The soothing atmosphere of Lord Howe Island could not contrast more sharply than with the amazing sight of Ball’s Pyramid, a vertiginous shard of rock that rises 1,844 feet out of the Tasman Sea, approximately twelve miles southeast of Lord Howe Island. I took an alarmingly small motor boat to inspect this strange place, and found it to be worthy of the wildest imaginings of a Burke, a Beethoven, or a Byron—the perfect fodder for the Romantic imagination: wild, impossible, unthinkable, and home only to vast colonies of shearwaters and a particular type of stick-insect once thought to be extinct. The ocean swell was considerable, and a school of porpoises joined us for the last leg, not so much leaping playfully, as tumbling helplessly among the whitecaps. It was far too rough for me to photograph them.

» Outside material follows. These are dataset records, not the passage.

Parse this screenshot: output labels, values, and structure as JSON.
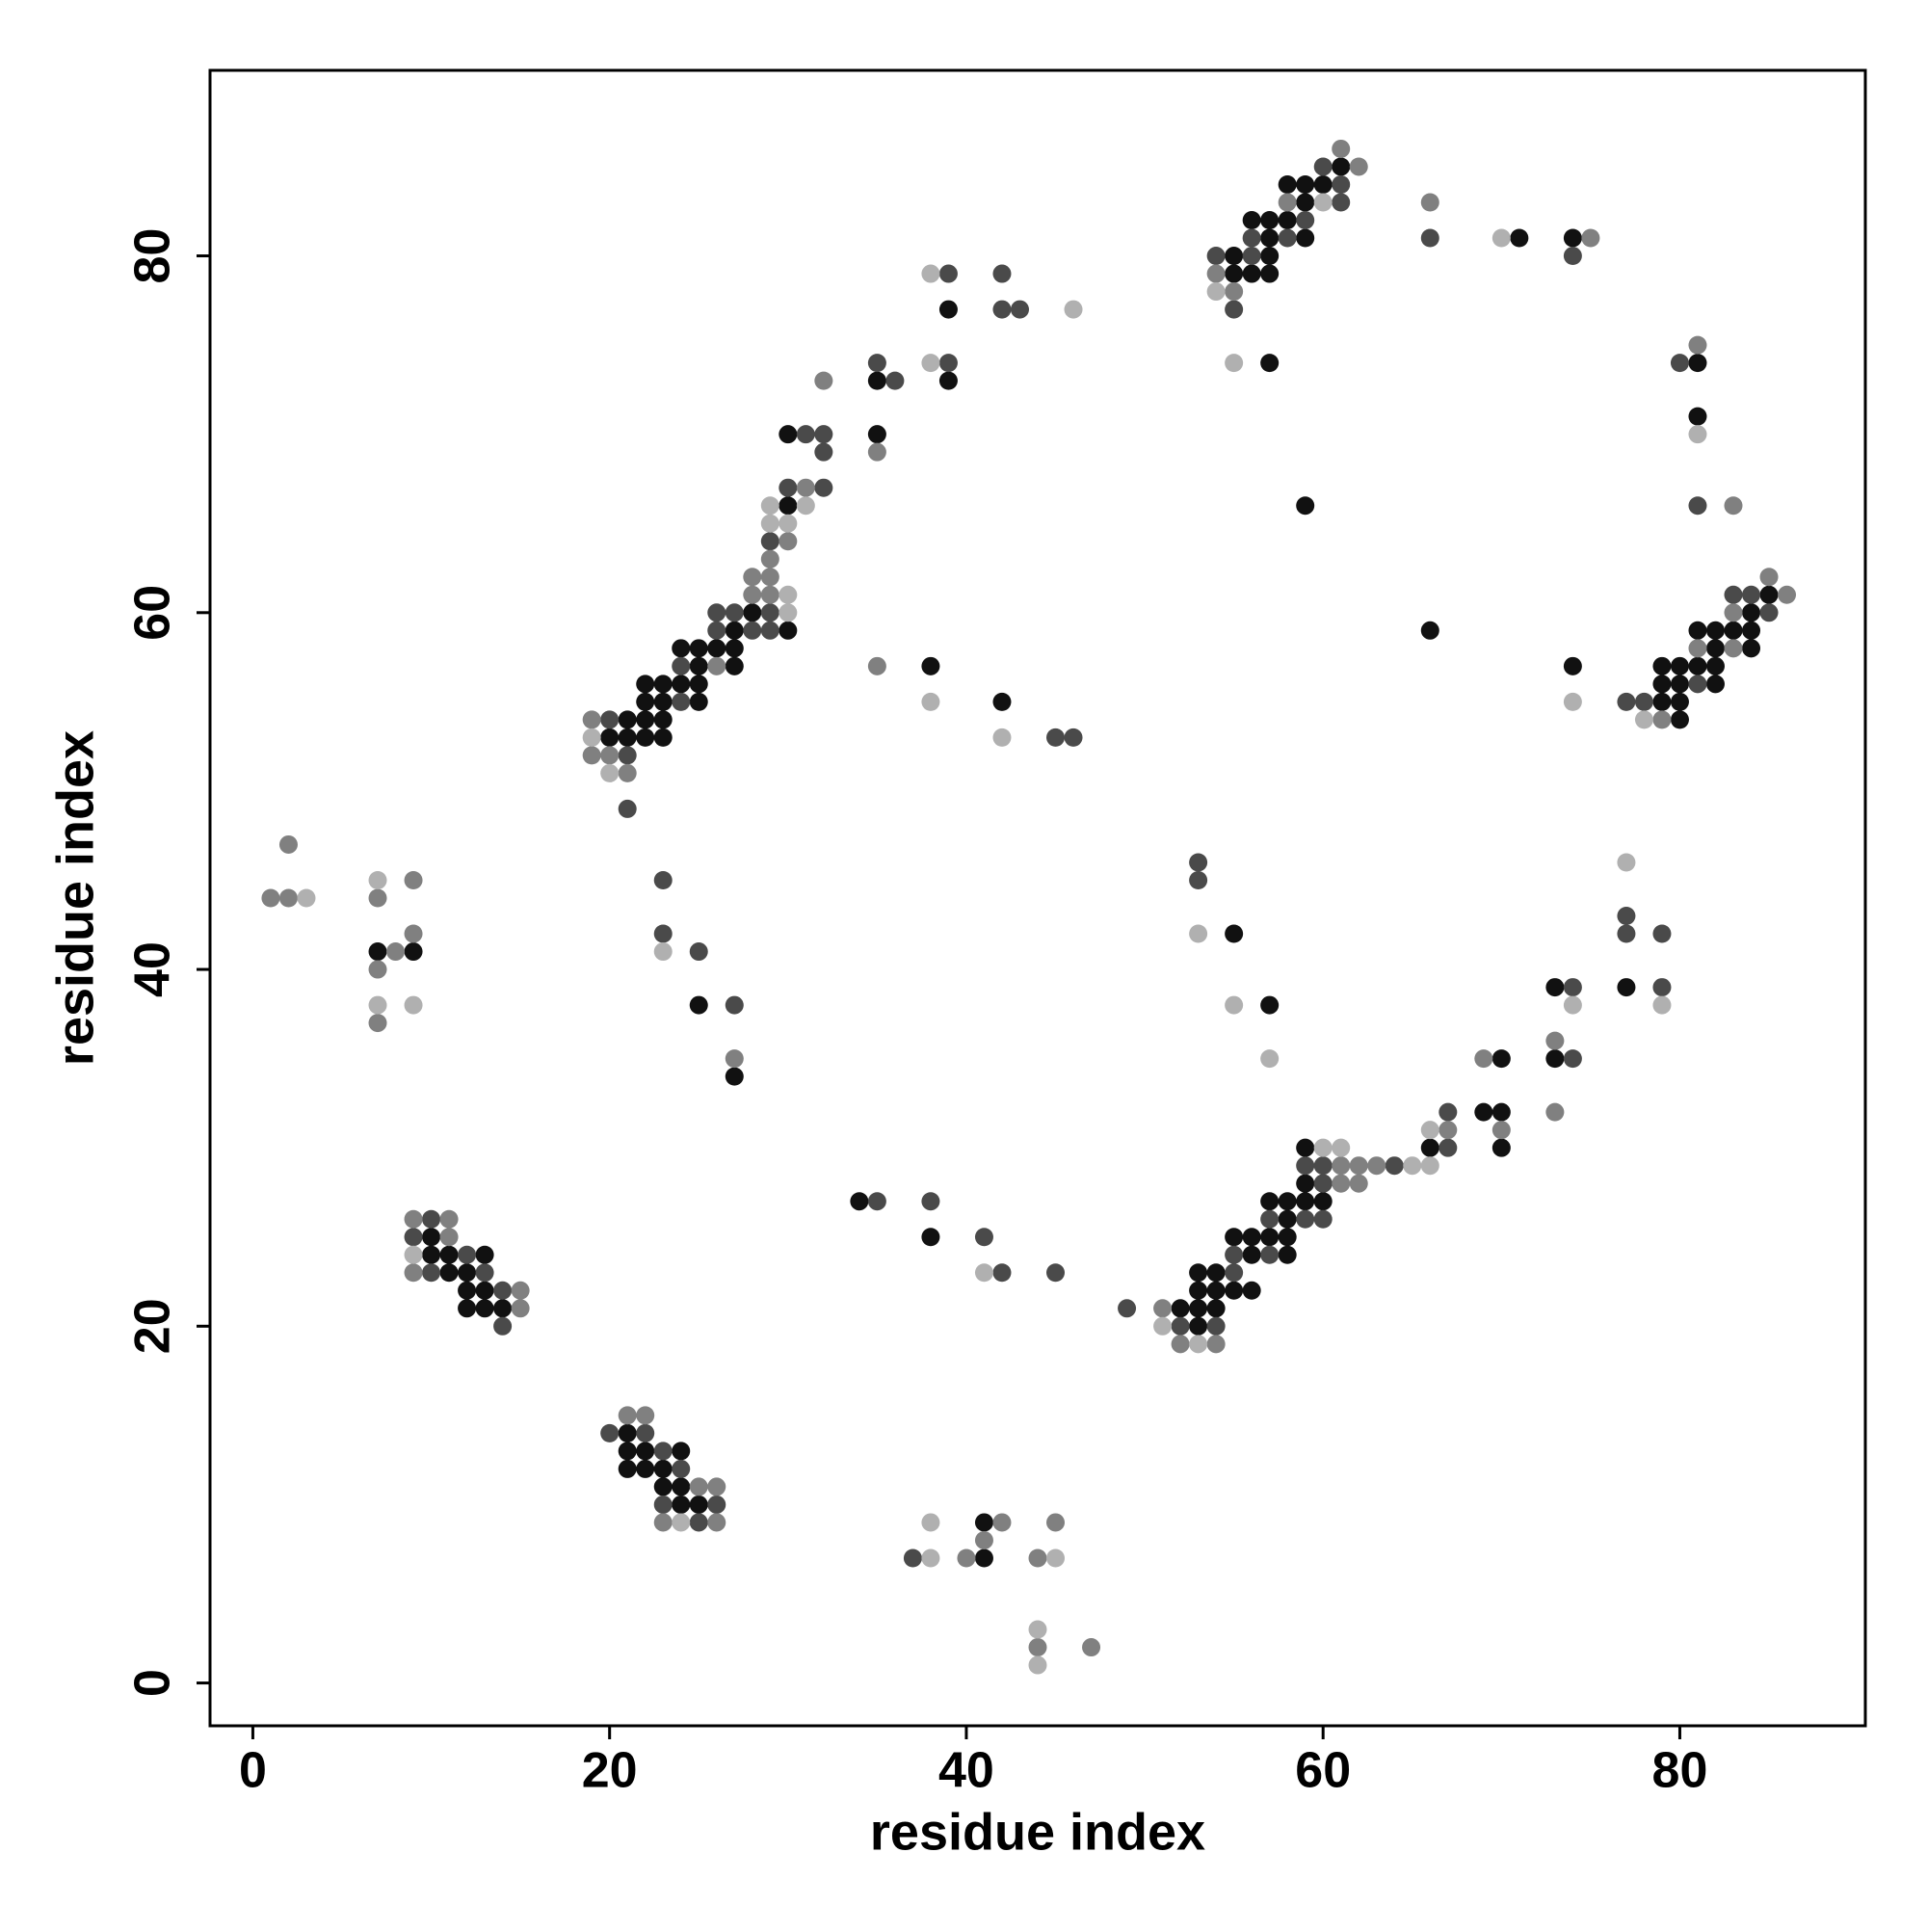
{
  "chart_data": {
    "type": "scatter",
    "xlabel": "residue index",
    "ylabel": "residue index",
    "xlim": [
      -2.4,
      90.4
    ],
    "ylim": [
      -2.4,
      90.4
    ],
    "xticks": [
      0,
      20,
      40,
      60,
      80
    ],
    "yticks": [
      0,
      20,
      40,
      60,
      80
    ],
    "series": [
      {
        "color": "#111111",
        "x": [
          7,
          9,
          10,
          10,
          11,
          13,
          11,
          12,
          12,
          13,
          12,
          13,
          14,
          21,
          21,
          22,
          24,
          21,
          22,
          23,
          23,
          24,
          24,
          25,
          34,
          38,
          41,
          41,
          53,
          54,
          53,
          54,
          55,
          56,
          52,
          53,
          54,
          53,
          55,
          56,
          57,
          58,
          56,
          58,
          58,
          57,
          58,
          59,
          60,
          59,
          60,
          59,
          66,
          70,
          69,
          70,
          70,
          73,
          73,
          77,
          25,
          27,
          55,
          57,
          21,
          22,
          23,
          20,
          21,
          22,
          23,
          22,
          23,
          25,
          22,
          23,
          24,
          25,
          25,
          27,
          24,
          25,
          26,
          27,
          27,
          30,
          28,
          30,
          30,
          35,
          35,
          39,
          39,
          38,
          42,
          55,
          57,
          55,
          56,
          57,
          57,
          59,
          56,
          57,
          58,
          59,
          58,
          59,
          60,
          61,
          57,
          59,
          71,
          74,
          81,
          81,
          66,
          74,
          79,
          80,
          80,
          79,
          80,
          82,
          79,
          80,
          81,
          82,
          82,
          84,
          81,
          82,
          83,
          84,
          84,
          85
        ],
        "y": [
          41,
          41,
          25,
          24,
          24,
          24,
          23,
          23,
          22,
          22,
          21,
          21,
          21,
          14,
          13,
          13,
          13,
          12,
          12,
          12,
          11,
          11,
          10,
          10,
          27,
          25,
          9,
          7,
          23,
          23,
          22,
          22,
          22,
          22,
          21,
          21,
          21,
          20,
          25,
          25,
          25,
          25,
          24,
          24,
          26,
          27,
          27,
          27,
          27,
          28,
          28,
          30,
          30,
          35,
          32,
          32,
          30,
          35,
          39,
          39,
          38,
          34,
          42,
          38,
          54,
          54,
          54,
          53,
          53,
          53,
          53,
          55,
          55,
          55,
          56,
          56,
          56,
          56,
          57,
          57,
          58,
          58,
          58,
          58,
          59,
          59,
          60,
          66,
          70,
          70,
          73,
          73,
          77,
          57,
          55,
          80,
          80,
          79,
          79,
          79,
          81,
          81,
          82,
          82,
          82,
          83,
          84,
          84,
          84,
          85,
          74,
          66,
          81,
          81,
          74,
          71,
          59,
          57,
          55,
          55,
          54,
          56,
          56,
          56,
          57,
          57,
          57,
          57,
          58,
          58,
          59,
          59,
          59,
          59,
          60,
          61
        ]
      },
      {
        "color": "#4a4a4a",
        "x": [
          10,
          9,
          12,
          10,
          13,
          14,
          14,
          20,
          22,
          23,
          24,
          23,
          26,
          25,
          35,
          38,
          41,
          42,
          45,
          49,
          37,
          55,
          52,
          54,
          55,
          57,
          57,
          59,
          60,
          60,
          59,
          60,
          64,
          67,
          67,
          74,
          74,
          79,
          77,
          79,
          77,
          25,
          23,
          23,
          27,
          53,
          53,
          20,
          21,
          21,
          24,
          24,
          26,
          28,
          29,
          26,
          27,
          29,
          29,
          30,
          32,
          31,
          32,
          32,
          36,
          35,
          39,
          39,
          42,
          42,
          43,
          45,
          46,
          54,
          56,
          55,
          56,
          58,
          59,
          61,
          61,
          60,
          66,
          74,
          80,
          81,
          77,
          78,
          81,
          83,
          84,
          85
        ],
        "y": [
          26,
          25,
          24,
          23,
          23,
          22,
          20,
          14,
          14,
          13,
          12,
          10,
          10,
          9,
          27,
          27,
          25,
          23,
          23,
          21,
          7,
          23,
          20,
          20,
          24,
          24,
          26,
          26,
          26,
          28,
          29,
          29,
          29,
          30,
          32,
          35,
          39,
          39,
          42,
          42,
          43,
          41,
          45,
          42,
          38,
          46,
          45,
          54,
          52,
          49,
          55,
          57,
          59,
          59,
          59,
          60,
          60,
          60,
          64,
          67,
          67,
          70,
          70,
          69,
          73,
          74,
          74,
          79,
          79,
          77,
          77,
          53,
          53,
          80,
          80,
          77,
          81,
          81,
          82,
          83,
          84,
          85,
          81,
          80,
          74,
          66,
          55,
          55,
          56,
          61,
          61,
          60
        ]
      },
      {
        "color": "#808080",
        "x": [
          1,
          2,
          2,
          7,
          9,
          8,
          9,
          7,
          7,
          9,
          11,
          11,
          9,
          15,
          15,
          21,
          22,
          25,
          26,
          23,
          26,
          42,
          45,
          41,
          40,
          44,
          44,
          47,
          51,
          52,
          54,
          61,
          62,
          61,
          62,
          63,
          67,
          69,
          70,
          73,
          73,
          27,
          19,
          19,
          20,
          21,
          26,
          28,
          29,
          28,
          29,
          29,
          30,
          31,
          32,
          35,
          35,
          54,
          55,
          58,
          62,
          61,
          66,
          75,
          81,
          83,
          79,
          81,
          83,
          83,
          86,
          85
        ],
        "y": [
          44,
          44,
          47,
          44,
          45,
          41,
          42,
          40,
          37,
          26,
          26,
          25,
          23,
          22,
          21,
          15,
          15,
          11,
          11,
          9,
          9,
          9,
          9,
          8,
          7,
          7,
          2,
          2,
          21,
          19,
          19,
          28,
          28,
          29,
          29,
          29,
          31,
          35,
          31,
          32,
          36,
          35,
          54,
          52,
          52,
          51,
          57,
          61,
          61,
          62,
          62,
          63,
          64,
          67,
          73,
          69,
          57,
          79,
          78,
          83,
          85,
          86,
          83,
          81,
          75,
          66,
          54,
          58,
          58,
          60,
          61,
          62
        ]
      },
      {
        "color": "#b0b0b0",
        "x": [
          3,
          7,
          7,
          9,
          9,
          24,
          38,
          38,
          45,
          44,
          44,
          41,
          51,
          53,
          60,
          61,
          65,
          66,
          66,
          74,
          79,
          77,
          23,
          53,
          55,
          57,
          19,
          20,
          30,
          30,
          29,
          30,
          29,
          31,
          38,
          38,
          46,
          38,
          42,
          54,
          55,
          60,
          70,
          81,
          74,
          78
        ],
        "y": [
          44,
          45,
          38,
          38,
          24,
          9,
          9,
          7,
          7,
          3,
          1,
          23,
          20,
          19,
          30,
          30,
          29,
          29,
          31,
          38,
          38,
          46,
          41,
          42,
          38,
          35,
          53,
          51,
          61,
          60,
          65,
          65,
          66,
          66,
          74,
          79,
          77,
          55,
          53,
          78,
          74,
          83,
          81,
          70,
          55,
          54
        ]
      }
    ]
  }
}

As if conforming to my increasingly lurid imaginings, as we approached this outcrop a weird veil of cloud materialized around its summit, as if to proffer incontrovertible proof of its own dizzying height. This put me in mind of J. M. W. Turner, with grace notes of Franz von Stuck. Ball’s Pyramid and the rocks surrounding it are the remnants of an extinct volcano which few people have ever dared or even bothered to scale, although I gather this was once achieved in the 1960s by a party of brave students from the University of Sydney.
Perhaps the most thrilling thing, upon sailing around the southernmost part of the monolith and coming back around the other side, was this sight of Lord Howe Island to the north, reduced by distance to an almost meaningless spec, a small bump in an increasingly dark and tempestuous sea. There are, after all, in these days of anodyne airlines, relatively few opportunities to experience the Conradian dimension of travel. Fortunately I do not get seasick.